Jobish, please look at the description of MCLT as well as the DHCP examples section in "Understand and deployment guide' for DHCP failover -
Hello DHCP Team, I got issues with DHCP Snooping as recorded on
http://support.microsoft.com/kb/2978225, but instead of reduce the number of servers on switches I changed the mode from Load Balance to StandBy and so far I don't have detected packages being dropped by the DHCP Snooping, so if this is actually a valid
configuration to keep both features fully functional, you could evaluate to include it on article as additional solution.
If one server goes down for an extended period, is there a setting to make 100% of the scope available to the good server instead of 50% so that all 200 of our hosts get an ip address instead of only 100? Thanks.
John, when one server goes down the second server (in communication interrupted state) will renew all existing clients including clients which were earlier responded to by the server which went down. I think this addresses your concern ?

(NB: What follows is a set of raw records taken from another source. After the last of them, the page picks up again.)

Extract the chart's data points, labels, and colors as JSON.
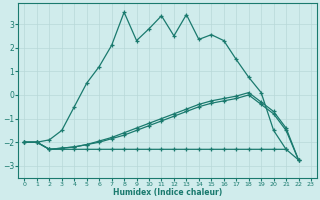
{
  "xlabel": "Humidex (Indice chaleur)",
  "background_color": "#d0ecec",
  "grid_color": "#b8d8d8",
  "line_color": "#1a7a6e",
  "xlim": [
    -0.5,
    23.5
  ],
  "ylim": [
    -3.5,
    3.9
  ],
  "yticks": [
    -3,
    -2,
    -1,
    0,
    1,
    2,
    3
  ],
  "xticks": [
    0,
    1,
    2,
    3,
    4,
    5,
    6,
    7,
    8,
    9,
    10,
    11,
    12,
    13,
    14,
    15,
    16,
    17,
    18,
    19,
    20,
    21,
    22,
    23
  ],
  "s1_x": [
    0,
    1,
    2,
    3,
    4,
    5,
    6,
    7,
    8,
    9,
    10,
    11,
    12,
    13,
    14,
    15,
    16,
    17,
    18,
    19,
    20,
    21
  ],
  "s1_y": [
    -2.0,
    -2.0,
    -1.9,
    -1.5,
    -0.5,
    0.5,
    1.2,
    2.1,
    3.5,
    2.3,
    2.8,
    3.35,
    2.5,
    3.4,
    2.35,
    2.55,
    2.3,
    1.5,
    0.75,
    0.1,
    -1.5,
    -2.3
  ],
  "s2_x": [
    0,
    1,
    2,
    3,
    4,
    5,
    6,
    7,
    8,
    9,
    10,
    11,
    12,
    13,
    14,
    15,
    16,
    17,
    18,
    19,
    20,
    21,
    22
  ],
  "s2_y": [
    -2.0,
    -2.0,
    -2.3,
    -2.3,
    -2.3,
    -2.3,
    -2.3,
    -2.3,
    -2.3,
    -2.3,
    -2.3,
    -2.3,
    -2.3,
    -2.3,
    -2.3,
    -2.3,
    -2.3,
    -2.3,
    -2.3,
    -2.3,
    -2.3,
    -2.3,
    -2.75
  ],
  "s3_x": [
    0,
    1,
    2,
    3,
    4,
    5,
    6,
    7,
    8,
    9,
    10,
    11,
    12,
    13,
    14,
    15,
    16,
    17,
    18,
    19,
    20,
    21,
    22
  ],
  "s3_y": [
    -2.0,
    -2.0,
    -2.3,
    -2.25,
    -2.2,
    -2.1,
    -2.0,
    -1.85,
    -1.7,
    -1.5,
    -1.3,
    -1.1,
    -0.9,
    -0.7,
    -0.5,
    -0.35,
    -0.25,
    -0.15,
    0.0,
    -0.4,
    -0.8,
    -1.5,
    -2.75
  ],
  "s4_x": [
    0,
    1,
    2,
    3,
    4,
    5,
    6,
    7,
    8,
    9,
    10,
    11,
    12,
    13,
    14,
    15,
    16,
    17,
    18,
    19,
    20,
    21,
    22
  ],
  "s4_y": [
    -2.0,
    -2.0,
    -2.3,
    -2.25,
    -2.2,
    -2.1,
    -1.95,
    -1.8,
    -1.6,
    -1.4,
    -1.2,
    -1.0,
    -0.8,
    -0.6,
    -0.4,
    -0.25,
    -0.15,
    -0.05,
    0.1,
    -0.3,
    -0.7,
    -1.4,
    -2.75
  ]
}
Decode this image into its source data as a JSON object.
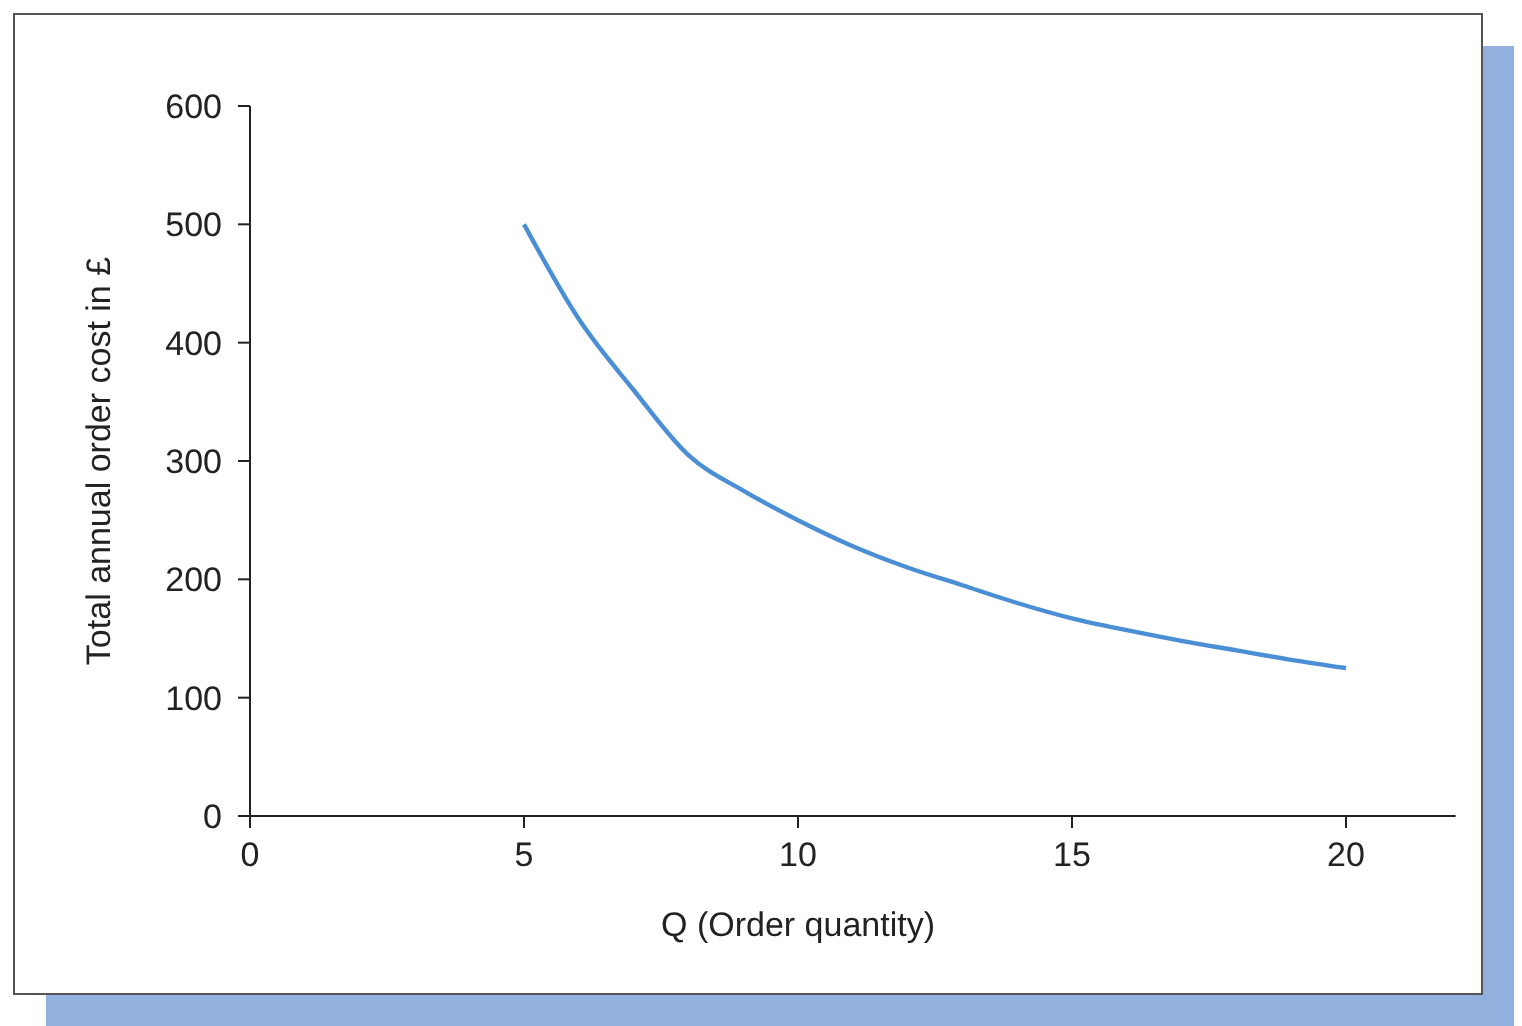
{
  "chart_data": {
    "type": "line",
    "xlabel": "Q (Order quantity)",
    "ylabel": "Total annual order cost in £",
    "x": [
      5,
      6,
      7,
      8,
      9,
      10,
      11,
      12,
      13,
      14,
      15,
      16,
      17,
      18,
      19,
      20
    ],
    "series": [
      {
        "color": "#4a8fd6",
        "values": [
          500,
          420,
          360,
          305,
          275,
          250,
          228,
          210,
          195,
          180,
          167,
          157,
          148,
          140,
          132,
          125
        ]
      }
    ],
    "xlim": [
      0,
      22
    ],
    "xticks": [
      0,
      5,
      10,
      15,
      20
    ],
    "ylim": [
      0,
      600
    ],
    "yticks": [
      0,
      100,
      200,
      300,
      400,
      500,
      600
    ],
    "grid": false,
    "marker": "none",
    "line_style": "solid"
  }
}
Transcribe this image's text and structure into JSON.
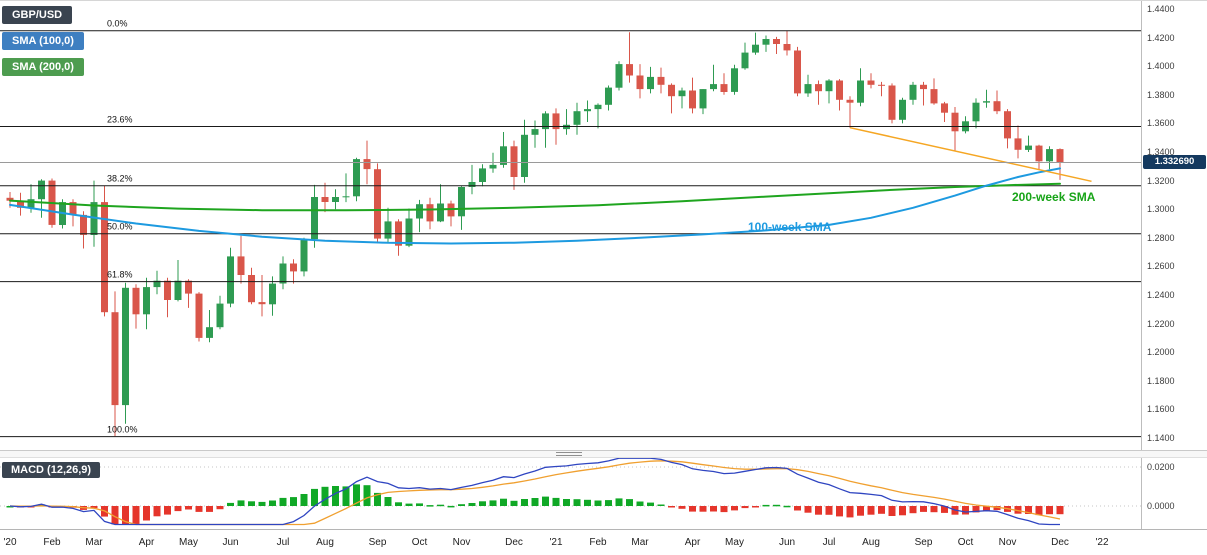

There is a different aspect where the second server will be serving "new leases" from 50% of "free" IP addresses in the scope. However, after the second server moves to "Partner down" state, it will have take over 100% of the "free" IP addresses in the scope.
Assuming one DHCP server in a load-balanced pair has crashed and the second server is supporting 100% of the clients, what is the process to recover the second server and re-establish the 50%/50% split? Is this process documented somewhere on TechNet?
Hi Andrew, once the DHCP server service on the second server starts, it will automatically sync up with the first server and make its lease database up to date. After that, it will enter NORMAL failover state and start servicing clients. At that point,
they will start sharing the load 50:50. There is no admin intervention required. It is expected to just work!
Thanks for the previous answer - that helps, but I do have a follow-up question.
My customer has noticed that there seems to be a master/slave (or Primary / Secondary) relationship, whereby a scope created on DHCP-Server-1 can only be updated (i.e. reconfigured) on that server (and not on DHCP-Server-2). is that expected behaviour? And
if that is the case what happens if one server from a load-balancing pair has to be permanently removed? Is it possible to force the 'secondary' DHCP server to become the master for all defined scopes?